Yahoo! and a number of other companies -- including Google -- are already working on a standard for displaying information about the advertisements a user sees and the data advertisers collect: Yahoo!'s edge is that it can show this information without embarrassment. It shows ads from third parties to its users, but it does not sell user data to outsiders.
In a world where users worry about -- and regulators legislate against -- the tracking of users, Yahoo! doesn't have to follow its users across the Web; it knows enough about them, openly, from what they do on Yahoo!
So, if Yahoo! followed the strategy I have outlined, users could specify how much of their travel plans, for example, they want to share -- all the details with family and colleagues, or all the places they've been to with everyone -- after the fact. I'd be happy to share my travel plans with, say, British Airways if I thought they would give me a good deal.
Its users know what Yahoo! knows about them: not a record of all the sites they visited, but their behavior on Yahoo! and, potentially, their data. But it's the user, not Yahoo!, who can make the decision about what to share with British Airways. For those who care, this is a big deal; for those who don't, they will know only that Yahoo! has a good record for two-way disclosure.
To fulfill this broad promise, Yahoo! could now either buy or build a variety of services that help users manage their own data. The services described above would be a good start, but there are many more, and Yahoo! has the tools and the audience to build some of its own.
None of this will be easy. It could almost be as complex as designing a search engine...but Yahoo! could be a leader rather than a follower in this endeavor.

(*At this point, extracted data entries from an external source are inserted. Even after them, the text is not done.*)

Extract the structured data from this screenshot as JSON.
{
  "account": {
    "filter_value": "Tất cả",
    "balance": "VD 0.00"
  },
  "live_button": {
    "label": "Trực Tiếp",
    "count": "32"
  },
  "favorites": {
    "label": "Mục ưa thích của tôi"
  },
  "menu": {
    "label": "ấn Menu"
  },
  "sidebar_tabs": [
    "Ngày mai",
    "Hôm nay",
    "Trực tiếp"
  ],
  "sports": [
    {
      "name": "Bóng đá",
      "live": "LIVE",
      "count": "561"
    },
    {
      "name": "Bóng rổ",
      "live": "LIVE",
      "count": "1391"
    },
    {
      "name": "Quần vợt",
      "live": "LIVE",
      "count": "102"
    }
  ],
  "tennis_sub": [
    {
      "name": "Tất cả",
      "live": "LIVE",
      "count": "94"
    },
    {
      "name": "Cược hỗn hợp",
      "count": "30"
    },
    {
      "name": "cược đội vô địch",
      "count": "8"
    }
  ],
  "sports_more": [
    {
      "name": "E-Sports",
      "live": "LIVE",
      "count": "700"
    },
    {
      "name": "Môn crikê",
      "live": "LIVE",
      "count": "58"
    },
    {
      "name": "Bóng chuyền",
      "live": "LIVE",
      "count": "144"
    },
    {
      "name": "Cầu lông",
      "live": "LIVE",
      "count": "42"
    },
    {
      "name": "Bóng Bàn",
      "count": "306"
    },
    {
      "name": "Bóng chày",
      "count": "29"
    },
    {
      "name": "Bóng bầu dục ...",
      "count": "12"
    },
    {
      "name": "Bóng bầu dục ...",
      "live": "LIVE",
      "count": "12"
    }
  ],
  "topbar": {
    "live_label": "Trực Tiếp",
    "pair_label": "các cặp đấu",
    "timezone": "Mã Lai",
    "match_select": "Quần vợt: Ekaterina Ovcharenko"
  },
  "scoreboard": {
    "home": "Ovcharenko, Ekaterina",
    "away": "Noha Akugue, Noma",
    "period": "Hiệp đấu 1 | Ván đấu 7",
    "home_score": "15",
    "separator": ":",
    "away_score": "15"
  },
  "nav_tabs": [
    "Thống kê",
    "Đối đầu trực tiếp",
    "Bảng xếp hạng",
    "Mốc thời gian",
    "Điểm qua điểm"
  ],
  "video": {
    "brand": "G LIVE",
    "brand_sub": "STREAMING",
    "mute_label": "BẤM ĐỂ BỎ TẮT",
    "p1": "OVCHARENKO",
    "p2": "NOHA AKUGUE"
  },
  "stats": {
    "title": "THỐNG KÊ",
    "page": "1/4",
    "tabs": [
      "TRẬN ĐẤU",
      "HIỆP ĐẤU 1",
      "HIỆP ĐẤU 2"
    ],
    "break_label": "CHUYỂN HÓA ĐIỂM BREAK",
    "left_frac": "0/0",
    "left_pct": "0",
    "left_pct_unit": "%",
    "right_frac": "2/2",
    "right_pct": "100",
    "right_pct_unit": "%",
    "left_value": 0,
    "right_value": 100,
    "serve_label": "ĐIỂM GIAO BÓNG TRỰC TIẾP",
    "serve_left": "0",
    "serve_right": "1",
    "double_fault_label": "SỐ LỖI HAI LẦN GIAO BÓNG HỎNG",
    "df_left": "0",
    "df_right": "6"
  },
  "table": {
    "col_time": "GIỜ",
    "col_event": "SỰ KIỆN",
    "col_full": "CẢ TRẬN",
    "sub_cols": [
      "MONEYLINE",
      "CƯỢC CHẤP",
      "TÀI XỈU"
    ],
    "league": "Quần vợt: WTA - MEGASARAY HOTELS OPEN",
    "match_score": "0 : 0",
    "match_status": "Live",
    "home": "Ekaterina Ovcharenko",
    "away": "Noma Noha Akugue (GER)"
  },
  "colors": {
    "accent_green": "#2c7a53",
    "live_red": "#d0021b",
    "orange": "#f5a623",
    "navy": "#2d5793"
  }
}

But it would be worth it. After all, for many people, the most fascinating thing in the world is a mirror.
Disclosure: Of the specific companies mentioned above, Esther Dyson is an investor in Wesabe (indirectly), Dopplr, TripIt (indirectly) and Flickr (formerly) -- as well as a variety of user-generated health data companies not specifically mentioned. An earlier version of this essay appeared in a variety of newspapers outside the US through Project Syndicate.